The farmer had just received a phone call from an Israeli military officer giving him and 19 family members – including eight children – three minutes to leave the building.
Mostly barefoot, Hamoudeh remembered, the family hurried out.
“At first, an Israeli drone fired a warning explosive at the house.” Then, the father said, he could only watch as from somewhere up above a missile was fired that destroyed the five-story building.
Muhammad and Marwa were both inconsolable. It cost $20,000 to build the apartment that the couple had lived in for only two months, Muhammad said. Not long enough to feel like home yet, but long enough to hold all their possessions, including the pictures from their wedding day.
“In less than a minute, Israel destroyed our life and turned it to hell,” Muhammad told The Electronic Intifada.
An April of sorrows
Muhammad and Marwa’s home was among eight destroyed and 37 partially damaged during the November assault.
But Israel also targeted commercial facilities.
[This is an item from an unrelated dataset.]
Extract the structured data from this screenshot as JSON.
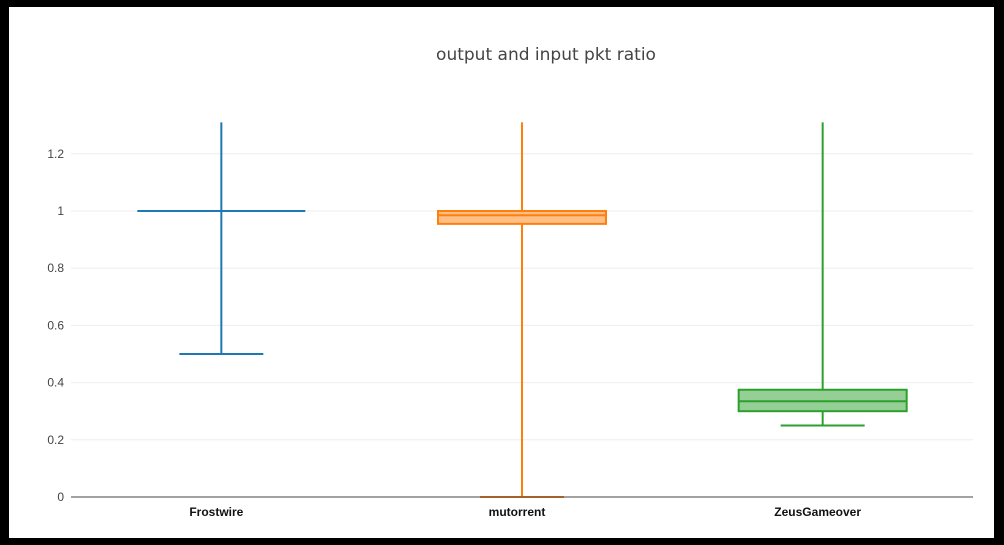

It was in one such attack that Ahmad Abdelal was killed, alongside two of his younger brothers, both teenagers under the age of 18.
Ahmad was a carpenter, like his father before him. It was his father’s carpentry workshop, in the al-Tuffah neighborhood of Gaza City, that was targeted in the 13 November attack.
“We had spent the night just two days earlier talking about our wedding,” Mariam recalled. They had booked a hall and decided that the party would be in 2020 in April, the month in which they both celebrated birthdays.
“We talked about many things: the wedding, our future furniture, the color we would paint the house, the name of our first born. Many things,” Mariam told me when we met. “We didn’t agree on a color. But in the end, Ahmad said he would do what I wanted.”
Ahmad had fought with the Qassam Brigades in Israel’s 2014 offensive on Gaza. But Hamas was not the target of the November aggression, and stayed on the sidelines of the fighting. Why the Abdelal workshop was targeted, and with two children inside, is not clear.
Mahmoud, 24, a cousin of the three slain brothers, had arrived just as the missile struck.
“They were just working,” he recalled to The Electronic Intifada. “Ahmad had called and asked me to come and help. They were not doing anything wrong. They were just trying to make a living.”
Now Mariam – still unable to accept what happened – has to make sense of it all.
“I still can’t accept the idea that I’ll not live with him in one house, that I will not dress in white for him. It’s a nightmare.”
April, she said, which the couple had planned as a month of celebration, had now turned into a constant reminder of her sorrow.
My Mariam’s wedding went ahead as planned. We spent a lovely time with family and friends.
I did my best to push aside the sorrow of one Mariam in order to rejoice for another.
This is Gaza.
In one house there is a funeral; in the next there is a wedding.
Sarah Algherbawi is a freelance writer and translator from Gaza.